In diesem Bericht höre ich, liebe Gemeinde, lauter Inneres, das ich nachvollziehen kann. Denn auch mein Herz schlägt im Dunkeln und mein Gehirn arbeitet im Dunkeln und alle Sinne sind tief verborgen im Körper und mein Bewusstsein ist ein großes Geheimnis. Und sie alle will ich nun nach der Auferstehung befragen, um dann meinen eigenen abenteuerlichen Lebensweg zu gehen.

   Ich höre zuerst von der Liebe der Frauen, die Jesus dienten, dann von ihrer Treue, die sie ihm bis zum Kreuz gehalten haben, wenn auch nur von ferne, danach von ihrer Trauer und Pietät, als sie seinen Leichnam mit wohlriechenden Ölen salben wollten, und ganz zum Schluss von ihrem Erschrecken im leeren Grab. Das alles sind lauter innere Regungen, die ich selber kenne. Sie sollen mir verstehen helfen, denn sie sind in aller Dunkelheit stark und klar.

   Ich weiß wohl, dass sich die so genannte historisch-kritische Theologie an dem Thema „das leere Grab“ wund gerieben hat. War es wirklich leer? Und wenn ja, gilt das schon als Beweis für die Auferstehung?
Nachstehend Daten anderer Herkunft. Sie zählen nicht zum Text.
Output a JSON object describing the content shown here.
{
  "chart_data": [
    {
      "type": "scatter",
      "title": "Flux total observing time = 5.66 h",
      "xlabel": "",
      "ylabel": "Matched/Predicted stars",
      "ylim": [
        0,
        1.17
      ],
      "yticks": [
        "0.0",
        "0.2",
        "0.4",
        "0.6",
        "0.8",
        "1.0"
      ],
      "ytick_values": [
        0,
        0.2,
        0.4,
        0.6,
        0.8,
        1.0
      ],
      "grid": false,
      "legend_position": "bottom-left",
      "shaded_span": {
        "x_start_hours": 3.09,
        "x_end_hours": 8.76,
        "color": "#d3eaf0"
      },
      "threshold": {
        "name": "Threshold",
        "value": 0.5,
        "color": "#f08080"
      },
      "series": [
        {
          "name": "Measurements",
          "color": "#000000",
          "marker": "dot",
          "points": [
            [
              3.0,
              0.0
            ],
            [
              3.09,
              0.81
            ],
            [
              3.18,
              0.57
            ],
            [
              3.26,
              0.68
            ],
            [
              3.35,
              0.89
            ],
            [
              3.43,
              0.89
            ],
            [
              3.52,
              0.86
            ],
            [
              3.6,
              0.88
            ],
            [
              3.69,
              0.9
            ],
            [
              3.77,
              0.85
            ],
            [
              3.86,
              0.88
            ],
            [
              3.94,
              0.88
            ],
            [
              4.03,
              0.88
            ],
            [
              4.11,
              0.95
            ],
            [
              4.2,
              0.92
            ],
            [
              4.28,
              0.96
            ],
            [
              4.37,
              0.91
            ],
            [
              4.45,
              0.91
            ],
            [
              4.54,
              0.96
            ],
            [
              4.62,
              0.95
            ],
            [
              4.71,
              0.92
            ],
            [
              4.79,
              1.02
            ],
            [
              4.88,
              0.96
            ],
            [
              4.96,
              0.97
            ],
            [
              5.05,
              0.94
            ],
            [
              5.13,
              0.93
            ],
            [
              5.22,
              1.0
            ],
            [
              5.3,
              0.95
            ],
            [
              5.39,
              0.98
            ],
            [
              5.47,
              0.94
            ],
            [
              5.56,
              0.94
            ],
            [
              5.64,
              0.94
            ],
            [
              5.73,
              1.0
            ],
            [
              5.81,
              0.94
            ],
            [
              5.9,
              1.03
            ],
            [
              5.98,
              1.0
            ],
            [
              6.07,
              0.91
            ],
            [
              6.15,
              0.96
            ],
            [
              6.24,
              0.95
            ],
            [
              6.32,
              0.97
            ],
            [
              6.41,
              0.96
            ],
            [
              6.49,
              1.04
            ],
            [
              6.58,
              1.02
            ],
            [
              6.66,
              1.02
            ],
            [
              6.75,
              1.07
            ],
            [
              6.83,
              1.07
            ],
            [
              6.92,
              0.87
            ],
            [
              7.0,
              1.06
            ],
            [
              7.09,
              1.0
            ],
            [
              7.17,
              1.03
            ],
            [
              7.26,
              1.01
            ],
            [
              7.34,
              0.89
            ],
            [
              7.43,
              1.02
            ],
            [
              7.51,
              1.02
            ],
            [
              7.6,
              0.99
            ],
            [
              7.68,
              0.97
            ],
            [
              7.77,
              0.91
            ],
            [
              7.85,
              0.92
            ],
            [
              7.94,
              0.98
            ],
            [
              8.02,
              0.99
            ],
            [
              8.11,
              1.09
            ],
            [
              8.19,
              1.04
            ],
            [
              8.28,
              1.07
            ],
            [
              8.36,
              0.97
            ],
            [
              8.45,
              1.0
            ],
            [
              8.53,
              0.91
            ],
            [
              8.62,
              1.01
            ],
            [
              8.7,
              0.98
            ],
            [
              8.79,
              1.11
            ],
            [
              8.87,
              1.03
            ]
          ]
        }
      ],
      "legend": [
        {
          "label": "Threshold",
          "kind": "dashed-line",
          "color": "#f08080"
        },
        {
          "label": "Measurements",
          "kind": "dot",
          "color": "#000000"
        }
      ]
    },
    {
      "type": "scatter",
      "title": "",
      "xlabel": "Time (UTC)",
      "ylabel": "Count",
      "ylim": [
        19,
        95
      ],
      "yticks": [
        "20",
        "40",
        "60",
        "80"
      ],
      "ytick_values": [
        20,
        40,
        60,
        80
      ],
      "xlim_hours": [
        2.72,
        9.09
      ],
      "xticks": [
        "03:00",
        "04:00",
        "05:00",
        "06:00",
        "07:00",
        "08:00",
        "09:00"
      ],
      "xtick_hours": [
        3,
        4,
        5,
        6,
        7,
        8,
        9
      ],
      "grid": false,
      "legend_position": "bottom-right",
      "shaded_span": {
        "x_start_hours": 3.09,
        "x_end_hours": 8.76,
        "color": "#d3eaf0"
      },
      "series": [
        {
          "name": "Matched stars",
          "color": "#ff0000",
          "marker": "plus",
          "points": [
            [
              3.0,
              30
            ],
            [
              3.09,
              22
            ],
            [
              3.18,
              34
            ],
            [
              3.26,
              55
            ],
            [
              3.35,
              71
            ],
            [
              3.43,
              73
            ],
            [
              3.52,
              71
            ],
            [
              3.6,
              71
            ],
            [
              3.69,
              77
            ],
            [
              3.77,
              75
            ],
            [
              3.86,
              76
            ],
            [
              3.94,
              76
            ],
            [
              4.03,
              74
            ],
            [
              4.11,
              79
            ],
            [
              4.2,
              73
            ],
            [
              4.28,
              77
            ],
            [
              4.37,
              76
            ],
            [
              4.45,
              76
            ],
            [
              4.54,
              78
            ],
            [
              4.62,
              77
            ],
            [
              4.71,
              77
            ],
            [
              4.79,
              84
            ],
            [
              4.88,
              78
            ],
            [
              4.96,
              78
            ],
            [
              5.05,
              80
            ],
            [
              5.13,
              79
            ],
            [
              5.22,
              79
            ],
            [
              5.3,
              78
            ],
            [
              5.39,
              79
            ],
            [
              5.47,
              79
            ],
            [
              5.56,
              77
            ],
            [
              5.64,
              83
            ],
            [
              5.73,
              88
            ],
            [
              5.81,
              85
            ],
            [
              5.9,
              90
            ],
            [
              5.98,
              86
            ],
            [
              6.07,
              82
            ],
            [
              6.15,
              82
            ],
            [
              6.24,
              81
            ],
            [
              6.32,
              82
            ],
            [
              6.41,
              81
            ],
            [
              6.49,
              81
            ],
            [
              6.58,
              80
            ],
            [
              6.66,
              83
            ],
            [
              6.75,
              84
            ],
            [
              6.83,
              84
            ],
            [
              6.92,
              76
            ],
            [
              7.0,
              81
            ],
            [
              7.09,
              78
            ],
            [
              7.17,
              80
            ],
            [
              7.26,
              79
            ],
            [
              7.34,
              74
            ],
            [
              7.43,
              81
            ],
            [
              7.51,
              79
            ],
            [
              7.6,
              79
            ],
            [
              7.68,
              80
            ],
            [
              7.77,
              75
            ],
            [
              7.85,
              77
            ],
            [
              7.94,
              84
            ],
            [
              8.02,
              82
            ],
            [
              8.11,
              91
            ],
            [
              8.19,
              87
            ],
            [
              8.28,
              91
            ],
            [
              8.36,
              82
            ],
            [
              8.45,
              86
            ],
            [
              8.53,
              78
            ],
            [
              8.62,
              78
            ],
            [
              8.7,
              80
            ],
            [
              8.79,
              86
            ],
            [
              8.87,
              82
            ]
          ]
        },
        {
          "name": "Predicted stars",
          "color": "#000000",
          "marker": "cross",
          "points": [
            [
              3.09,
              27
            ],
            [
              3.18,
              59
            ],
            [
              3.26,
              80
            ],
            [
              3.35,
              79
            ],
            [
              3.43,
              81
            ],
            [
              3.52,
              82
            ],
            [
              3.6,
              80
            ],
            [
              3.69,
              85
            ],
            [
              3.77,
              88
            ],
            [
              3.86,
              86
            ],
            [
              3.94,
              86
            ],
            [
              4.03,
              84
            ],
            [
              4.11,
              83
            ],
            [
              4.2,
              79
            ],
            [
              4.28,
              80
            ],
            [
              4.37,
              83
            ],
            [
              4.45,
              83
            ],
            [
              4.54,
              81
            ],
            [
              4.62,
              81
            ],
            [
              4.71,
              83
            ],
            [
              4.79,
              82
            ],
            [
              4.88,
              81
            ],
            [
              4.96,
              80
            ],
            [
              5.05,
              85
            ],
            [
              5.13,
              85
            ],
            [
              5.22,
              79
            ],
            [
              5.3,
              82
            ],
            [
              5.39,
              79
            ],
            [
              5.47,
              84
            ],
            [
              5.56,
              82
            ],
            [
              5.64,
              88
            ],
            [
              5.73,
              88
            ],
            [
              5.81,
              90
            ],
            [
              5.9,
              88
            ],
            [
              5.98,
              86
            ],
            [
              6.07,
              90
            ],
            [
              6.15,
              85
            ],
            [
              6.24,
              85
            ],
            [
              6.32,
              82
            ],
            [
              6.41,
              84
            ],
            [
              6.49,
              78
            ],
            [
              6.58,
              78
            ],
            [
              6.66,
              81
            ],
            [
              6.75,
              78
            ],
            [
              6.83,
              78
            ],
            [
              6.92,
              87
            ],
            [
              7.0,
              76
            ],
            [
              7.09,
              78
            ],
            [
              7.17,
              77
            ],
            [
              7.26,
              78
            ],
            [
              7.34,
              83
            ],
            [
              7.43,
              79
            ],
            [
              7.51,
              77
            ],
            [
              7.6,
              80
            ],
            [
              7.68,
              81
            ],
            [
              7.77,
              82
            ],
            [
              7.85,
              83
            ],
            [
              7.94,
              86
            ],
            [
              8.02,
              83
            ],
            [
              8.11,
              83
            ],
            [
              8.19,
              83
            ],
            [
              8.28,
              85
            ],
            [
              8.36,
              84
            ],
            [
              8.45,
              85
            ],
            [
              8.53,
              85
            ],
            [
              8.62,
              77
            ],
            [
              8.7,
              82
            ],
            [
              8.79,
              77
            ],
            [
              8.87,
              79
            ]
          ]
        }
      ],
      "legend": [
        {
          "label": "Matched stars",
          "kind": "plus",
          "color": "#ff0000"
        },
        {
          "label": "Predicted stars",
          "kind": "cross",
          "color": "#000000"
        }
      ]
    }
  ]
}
Seltsame Gedankenverrenkungen finden da statt, eine philologische Erbsenzählerei soll zu Erkenntnissen verhelfen, so als könnte eine Statistik eine Antwort auf unsere Lebensfragen geben.

   Ich also stehe nun mit den Frauen an einem offenen Grab und höre ihre Stimmen, vernehme aber auch ihr Schweigen. Ich fühle ihre ganze innere Spannung, höre ihr laut klopfendes Herz, ahne ihre Trauer und Treue und verstehe ihr Erschrecken, als sie das Grab offen und leer vorfinden und statt eines eingewickelten Leichnams einen sprechenden Engelsjüngling antreffen.

   Soll ich diesen Bericht nun auslegen, als wäre er ein ganz anderer als er ist, ein Märchen etwa? Es ist doch meine Geschichte. Und ich lebe doch wirklich.

   Worauf soll ich aufmerken? Auf das Hören und Sehen? Nun, ich soll erst einmal begreifen, dass alles ganz nah ist. Ostern folgte für die Frauen umgehend auf Karfreitag. Und auch mir ist es ein schöner und tröstlicher Gedanke, dass die Auferweckung so unmittelbar auf den Tod folgt, wobei ich ja schon vom Schlaf weiß, dass die Zeit darin keine Rolle spielt. Und so ist mir auch die Auferstehung ein fast körperliches Bild und Gefühl – wie überhaupt alles Denken und Glauben als tief verwurzeltes Gefühl da ist. Deshalb ist der schönste Ausdruck dafür die Musik, der Gesang.

   Fast wie im Rausch, so möchte ich sagen, ergreift mich da die Vorstellung, dass das Grab Jesu mein eigenes Inneres sei. Dann erlebte ich, dass es offen stünde und hell wäre und drei Frauen einträten, um den Toten in mir zu salben mit wohlriechenden Ölen. Doch sie fänden keinen Leichnam in mir. Sie sähen statt dessen einen Engelsjüngling, meinen Engelsjüngling, in einem lichthellen weißen Gewand und hörten ihn sprechen: „Ihr sucht Jesus, den Gekreuzigten. Er ist nicht hier, er ist auferstanden.“ Und ehe sie erschrocken davonstürzen, hören sie noch die Worte: „Geht nach Galiläa; dort werdet ihr ihn sehen.“

   Und ich, bleibe ich zurück? Aber wie? Immerhin ohne Leichnam. Hell ist es in mir, ganz hell. Soll ich nun auch nach Galiläa gehen, wo alles einmal angefangen hat? Wahrscheinlich muss ich es tun. Ich muss auch in meinem Leben wieder an den Anfang zurückgehen. Das hat mir Jesus immer wieder gesagt. „Wenn ihr nicht werdet wie die Kinder, werdet ihr nicht ins Himmelreich gelangen.“

   Und nun wird mir auf einmal etwas klar: Den ich da nach der Auferstehung treffen werde, ist derselbe, von dem ich alles andere gehört und gelesen habe: von seinem Glauben, von seinen Heilungen, von seiner Vitalität, von seiner Intellektualität, von seiner Gefangennahme und von seinem grausigen Tod. Denn nach solch einem Leben lag der Tod genauso nahe wie seine Auferstehung. Solch ein Leben findet solch einen Tod und solch eine Auferstehung. Das ist eine göttliche Komposition, die ich verstehen, bewundern und glauben kann.  D i e s e r , so muss man betonen, ist auferstanden. Hier waltet eine Logik, die genauso hell ist wie alle sonstige Logik. Hier beginne ich auf einmal zu verstehen, was denn Leben ist.

   Was ist Ostern? So lautete am Anfang die Frage. Und die Antwort darauf heißt: Es ist das Leben, mein Leben. Und das beginnt immer wieder neu. Es beginnt und endet nicht.

                                                                                                                                        A m e n.